La corriente “sindicalista”, por el contrario, consolidó su importancia en varios de los gremios que, como los ferroviarios y marítimos, fueron pilares de la organización del movimiento. Durante estos años, sin embargo, profundizaron un rumbo que ya se había hecho notar en la década anterior y que los alejó de toda vocación revolucionaria. Inicialmente, los sindicalistas habían insistido en la necesidad de fortalecer y unificar las organizaciones gremiales como un medio para alcanzar la revolución. Pero con el tiempo, la preservación y consolidación de las entidades se fue volviendo cada vez más un fin en sí mismo. La práctica habitual de la negociación con el Estado y la patronal se transformó en la razón de ser de los sindicatos. Para que fueran más efectivas, las medidas de fuerza debían ser cuidadosamente calculadas y dosificadas. La lucha de clases y el fin del capitalismo continuó siendo un objetivo, al menos en los papeles; pero se lo relegó ahora al largo plazo. En el presente, lo que predominó cada vez más fue el pragmatismo y la búsqueda de reformas y mejoras parciales para los trabajadores. El apoliticismo inicial de la corriente sindicalista se mantuvo muy fuerte. Aparejado con este, vino también otro cambio casi imperceptible: entre los sindicalistas se fue instalando una visión “corporativista”, que concebía a los trabajadores como un grupo de interés entre otros, antes que como una clase con la misión histórica de emancipar a toda la humanidad.

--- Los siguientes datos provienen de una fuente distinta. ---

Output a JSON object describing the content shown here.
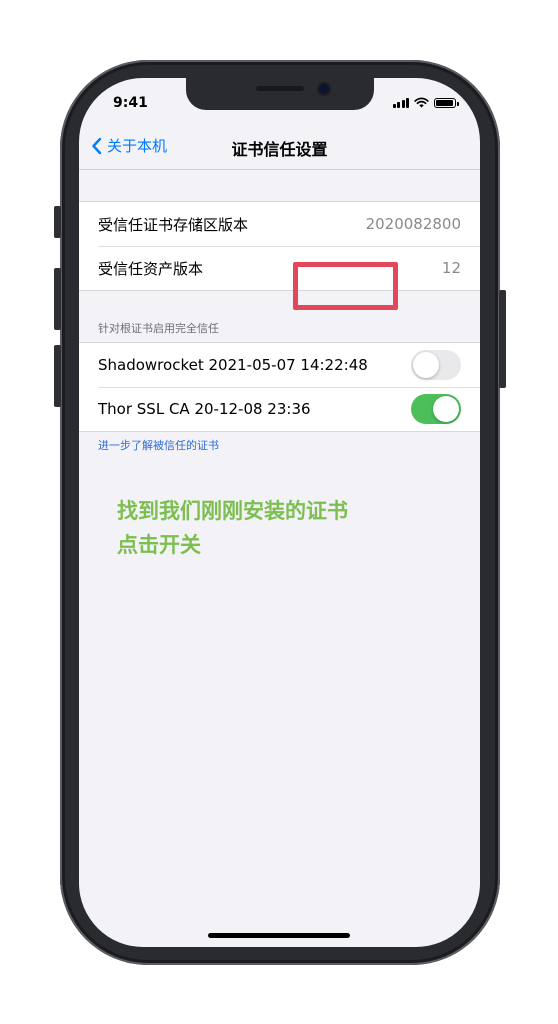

En los años treinta también hubo un importante crecimiento en la influencia de otra corriente reformista y cada vez más moderada: la del Partido Socialista. En efecto, hacia 1932 (gracias a la proscripción de la UCR) el PS logró la mayor representación parlamentaria de su historia y había alcanzado también su mayor influencia sindical, con fuerte peso entre los ferroviarios, los mercantiles, los municipales y los bancarios, entre otros. El crecimiento del socialismo fue favorecido por el contexto político general. El fraude y las medidas antipopulares del gobierno de Justo fueron convenciendo cada vez a más obreros que el apoliticismo de la CGT sindicalista no estaba a la altura de las necesidades de la hora. La prescindencia y la cautela de la central en su trato con el gobierno fue cada vez más cuestionada; algunos hablaban incluso de colaboracionismo. Los socialistas insistían en cambio en que la prioridad número uno del movimiento debía ser la de crear un gran frente social y político para derribar el régimen fraudulento y recuperar la democracia. Y para ello, la hostilidad de los sindicalistas a todo lo que fuera política partidaria era un obstáculo.
Finalmente, en 1935 los socialistas y otros gremialistas aliados a ellos los desplazaron de la conducción de la CGT. Durante un breve lapso, por primera (y última) vez en la historia argentina, condujeron el movimiento obrero organizado.
Fragmento del libro Historia de las clases populares en la Argentina: desde 1880 hasta 2003, Buenos Aires, Sudamericana, 2012. NB: Algunos de los datos de este fragmento están tomados de investigaciones de Hernán Camarero y Nicolás Iñigo Carrera.